Un décret gouvernemental publié le 10 juillet dernier permet aux vignerons de suspendre le repos hebdomadaire de leurs salariés. Après la mort de quatre travailleurs agricoles dans les vignes de la Marne l’été dernier, cette mesure ne fait pas l’unanimité.


 

Malgré le décès de quatre travailleurs dans les vignes l’été dernier,  la ministre du Travail, Catherine Vautrin et le ministre de l’Agriculture, Marc Fesneau ont autorisé par un décret n°2024-780, publié au Journal officiel le 10 juillet dernier, la suspension du repos dominical pendant la période des vendanges, notamment en Champagne. Chaque année, 120 000 saisonniers travaillent dans ce vignoble qui fait partie des plus riches du monde. La mesure est entrée en vigueur le 12 juillet.
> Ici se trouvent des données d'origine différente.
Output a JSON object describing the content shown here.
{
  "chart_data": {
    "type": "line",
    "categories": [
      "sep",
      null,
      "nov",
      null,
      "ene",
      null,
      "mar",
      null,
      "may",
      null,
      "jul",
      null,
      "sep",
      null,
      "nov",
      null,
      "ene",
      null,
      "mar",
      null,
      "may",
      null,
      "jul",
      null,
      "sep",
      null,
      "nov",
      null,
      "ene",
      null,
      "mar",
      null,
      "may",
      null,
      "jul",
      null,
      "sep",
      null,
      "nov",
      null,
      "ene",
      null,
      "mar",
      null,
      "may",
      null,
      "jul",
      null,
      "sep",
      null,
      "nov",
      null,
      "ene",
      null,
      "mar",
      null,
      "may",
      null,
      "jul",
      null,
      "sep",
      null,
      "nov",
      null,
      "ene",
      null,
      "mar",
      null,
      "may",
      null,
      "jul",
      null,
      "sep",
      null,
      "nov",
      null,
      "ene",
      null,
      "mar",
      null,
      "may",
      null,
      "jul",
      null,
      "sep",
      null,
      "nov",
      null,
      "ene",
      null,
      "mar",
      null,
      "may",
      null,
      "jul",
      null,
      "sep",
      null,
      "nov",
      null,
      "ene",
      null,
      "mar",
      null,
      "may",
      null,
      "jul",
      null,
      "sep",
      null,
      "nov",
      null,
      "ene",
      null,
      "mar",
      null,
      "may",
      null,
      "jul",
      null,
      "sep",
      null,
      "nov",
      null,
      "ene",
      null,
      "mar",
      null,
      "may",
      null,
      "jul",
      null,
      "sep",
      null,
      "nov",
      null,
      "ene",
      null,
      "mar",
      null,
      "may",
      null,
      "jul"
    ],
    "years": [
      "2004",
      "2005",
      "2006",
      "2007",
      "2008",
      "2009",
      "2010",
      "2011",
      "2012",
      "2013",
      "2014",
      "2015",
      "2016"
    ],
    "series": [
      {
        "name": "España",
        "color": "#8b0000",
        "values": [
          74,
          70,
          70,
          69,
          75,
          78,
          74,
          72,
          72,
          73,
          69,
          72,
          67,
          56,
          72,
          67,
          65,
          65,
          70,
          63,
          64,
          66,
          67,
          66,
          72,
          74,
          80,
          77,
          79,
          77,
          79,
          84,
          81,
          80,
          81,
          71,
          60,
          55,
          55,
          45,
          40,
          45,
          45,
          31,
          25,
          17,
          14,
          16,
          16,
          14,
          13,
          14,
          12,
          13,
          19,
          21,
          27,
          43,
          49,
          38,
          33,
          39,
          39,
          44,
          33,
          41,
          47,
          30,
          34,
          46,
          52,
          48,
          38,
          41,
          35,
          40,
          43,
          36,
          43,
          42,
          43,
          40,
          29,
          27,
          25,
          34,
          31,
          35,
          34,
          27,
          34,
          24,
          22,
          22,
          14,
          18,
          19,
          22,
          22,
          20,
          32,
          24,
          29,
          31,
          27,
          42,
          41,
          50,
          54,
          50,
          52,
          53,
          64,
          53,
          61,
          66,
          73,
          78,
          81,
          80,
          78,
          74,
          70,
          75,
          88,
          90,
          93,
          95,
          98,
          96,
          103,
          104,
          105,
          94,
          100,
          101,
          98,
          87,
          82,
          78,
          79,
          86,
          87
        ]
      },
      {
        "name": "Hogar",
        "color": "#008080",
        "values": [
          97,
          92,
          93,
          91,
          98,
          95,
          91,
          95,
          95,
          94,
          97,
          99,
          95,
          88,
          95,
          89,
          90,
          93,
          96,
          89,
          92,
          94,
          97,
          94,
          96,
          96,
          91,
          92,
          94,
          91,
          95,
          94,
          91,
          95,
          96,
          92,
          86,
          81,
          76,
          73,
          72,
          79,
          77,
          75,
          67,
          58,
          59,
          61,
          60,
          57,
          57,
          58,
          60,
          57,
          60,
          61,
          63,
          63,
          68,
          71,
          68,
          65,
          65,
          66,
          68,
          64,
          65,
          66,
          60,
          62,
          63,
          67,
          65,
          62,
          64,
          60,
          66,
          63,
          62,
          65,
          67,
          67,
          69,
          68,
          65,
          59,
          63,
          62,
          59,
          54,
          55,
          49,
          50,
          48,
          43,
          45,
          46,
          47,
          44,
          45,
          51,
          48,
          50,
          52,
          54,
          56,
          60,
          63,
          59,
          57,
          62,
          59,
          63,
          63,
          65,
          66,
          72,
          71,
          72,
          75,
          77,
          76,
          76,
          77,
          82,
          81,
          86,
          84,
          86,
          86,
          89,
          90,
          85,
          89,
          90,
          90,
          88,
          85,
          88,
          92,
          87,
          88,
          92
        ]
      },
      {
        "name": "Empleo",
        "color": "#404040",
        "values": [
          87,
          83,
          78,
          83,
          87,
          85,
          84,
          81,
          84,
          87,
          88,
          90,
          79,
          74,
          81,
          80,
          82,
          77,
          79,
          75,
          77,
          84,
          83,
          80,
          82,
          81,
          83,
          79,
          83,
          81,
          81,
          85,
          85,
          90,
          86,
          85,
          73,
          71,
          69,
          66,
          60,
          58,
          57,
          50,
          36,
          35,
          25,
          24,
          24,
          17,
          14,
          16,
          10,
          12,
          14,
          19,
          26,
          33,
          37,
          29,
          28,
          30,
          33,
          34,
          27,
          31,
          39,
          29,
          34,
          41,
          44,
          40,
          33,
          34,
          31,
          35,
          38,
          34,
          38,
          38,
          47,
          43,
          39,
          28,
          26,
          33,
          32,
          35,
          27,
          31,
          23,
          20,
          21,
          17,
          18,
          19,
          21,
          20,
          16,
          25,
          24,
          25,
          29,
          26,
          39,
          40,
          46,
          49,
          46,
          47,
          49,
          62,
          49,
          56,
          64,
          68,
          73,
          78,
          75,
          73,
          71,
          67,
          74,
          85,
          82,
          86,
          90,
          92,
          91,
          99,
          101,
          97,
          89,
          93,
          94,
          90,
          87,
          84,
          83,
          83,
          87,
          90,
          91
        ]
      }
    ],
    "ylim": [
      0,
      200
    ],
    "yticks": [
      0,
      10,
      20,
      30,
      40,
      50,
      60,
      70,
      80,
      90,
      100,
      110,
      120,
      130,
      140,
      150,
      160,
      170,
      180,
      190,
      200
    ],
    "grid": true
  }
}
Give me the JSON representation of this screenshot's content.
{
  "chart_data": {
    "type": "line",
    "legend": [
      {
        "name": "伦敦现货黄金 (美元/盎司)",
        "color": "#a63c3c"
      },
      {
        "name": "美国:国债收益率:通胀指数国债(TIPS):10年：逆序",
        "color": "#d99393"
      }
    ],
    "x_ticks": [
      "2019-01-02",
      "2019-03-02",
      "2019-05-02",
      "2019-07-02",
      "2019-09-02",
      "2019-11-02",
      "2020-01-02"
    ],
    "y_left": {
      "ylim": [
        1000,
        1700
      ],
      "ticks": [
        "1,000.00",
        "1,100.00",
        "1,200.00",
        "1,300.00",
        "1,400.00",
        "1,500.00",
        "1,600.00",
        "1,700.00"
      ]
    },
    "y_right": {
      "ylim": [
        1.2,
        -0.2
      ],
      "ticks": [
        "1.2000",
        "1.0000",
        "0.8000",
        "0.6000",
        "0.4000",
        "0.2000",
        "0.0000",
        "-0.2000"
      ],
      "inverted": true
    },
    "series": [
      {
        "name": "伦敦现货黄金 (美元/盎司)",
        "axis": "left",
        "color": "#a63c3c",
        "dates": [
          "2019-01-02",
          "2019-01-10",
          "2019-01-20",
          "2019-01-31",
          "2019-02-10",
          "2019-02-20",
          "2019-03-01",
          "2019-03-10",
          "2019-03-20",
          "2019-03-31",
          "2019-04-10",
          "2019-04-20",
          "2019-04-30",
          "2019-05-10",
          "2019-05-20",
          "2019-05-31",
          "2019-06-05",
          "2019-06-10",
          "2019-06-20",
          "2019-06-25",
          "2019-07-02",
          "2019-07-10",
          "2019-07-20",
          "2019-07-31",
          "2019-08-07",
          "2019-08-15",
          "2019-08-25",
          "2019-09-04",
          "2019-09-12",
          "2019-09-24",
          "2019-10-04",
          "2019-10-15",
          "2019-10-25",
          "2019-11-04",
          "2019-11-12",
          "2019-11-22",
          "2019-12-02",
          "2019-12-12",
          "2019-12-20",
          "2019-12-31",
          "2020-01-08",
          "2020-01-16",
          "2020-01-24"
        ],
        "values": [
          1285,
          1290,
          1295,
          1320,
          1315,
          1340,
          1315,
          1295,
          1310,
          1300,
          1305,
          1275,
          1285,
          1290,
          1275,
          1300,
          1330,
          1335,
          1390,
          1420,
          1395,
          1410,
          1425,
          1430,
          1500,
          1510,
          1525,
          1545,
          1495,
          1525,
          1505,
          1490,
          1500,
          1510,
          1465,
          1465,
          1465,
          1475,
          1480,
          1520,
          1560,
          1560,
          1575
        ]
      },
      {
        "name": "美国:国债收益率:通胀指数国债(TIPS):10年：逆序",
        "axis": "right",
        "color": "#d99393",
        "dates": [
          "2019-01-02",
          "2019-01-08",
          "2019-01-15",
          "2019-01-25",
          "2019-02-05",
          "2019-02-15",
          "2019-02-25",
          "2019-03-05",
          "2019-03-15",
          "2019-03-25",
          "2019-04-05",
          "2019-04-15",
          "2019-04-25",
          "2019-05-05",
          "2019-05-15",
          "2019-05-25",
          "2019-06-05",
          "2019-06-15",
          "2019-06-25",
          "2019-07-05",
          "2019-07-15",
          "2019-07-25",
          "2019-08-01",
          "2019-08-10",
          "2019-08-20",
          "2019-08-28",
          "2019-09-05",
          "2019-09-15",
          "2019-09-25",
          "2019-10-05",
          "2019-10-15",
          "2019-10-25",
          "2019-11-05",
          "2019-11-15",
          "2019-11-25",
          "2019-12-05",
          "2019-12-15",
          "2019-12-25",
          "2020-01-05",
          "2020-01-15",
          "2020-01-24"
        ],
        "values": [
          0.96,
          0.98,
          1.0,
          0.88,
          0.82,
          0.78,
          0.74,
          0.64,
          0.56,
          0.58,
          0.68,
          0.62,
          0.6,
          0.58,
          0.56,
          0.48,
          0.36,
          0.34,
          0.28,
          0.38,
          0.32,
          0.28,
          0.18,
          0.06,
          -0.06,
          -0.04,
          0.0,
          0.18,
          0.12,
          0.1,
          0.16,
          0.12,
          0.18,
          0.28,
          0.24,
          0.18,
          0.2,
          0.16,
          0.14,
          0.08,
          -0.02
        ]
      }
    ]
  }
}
Le texte, porté par Xavier Albertini, député Horizons de la 1ère circonscription de la Marne accompagné d’autres élus locaux, concerne les entreprises et établissements ayant une activité agricole soumis aux « récoltes réalisées manuellement en application d’un cahier des charges lié à une appellation d’origine contrôlée ou une indication géographique ».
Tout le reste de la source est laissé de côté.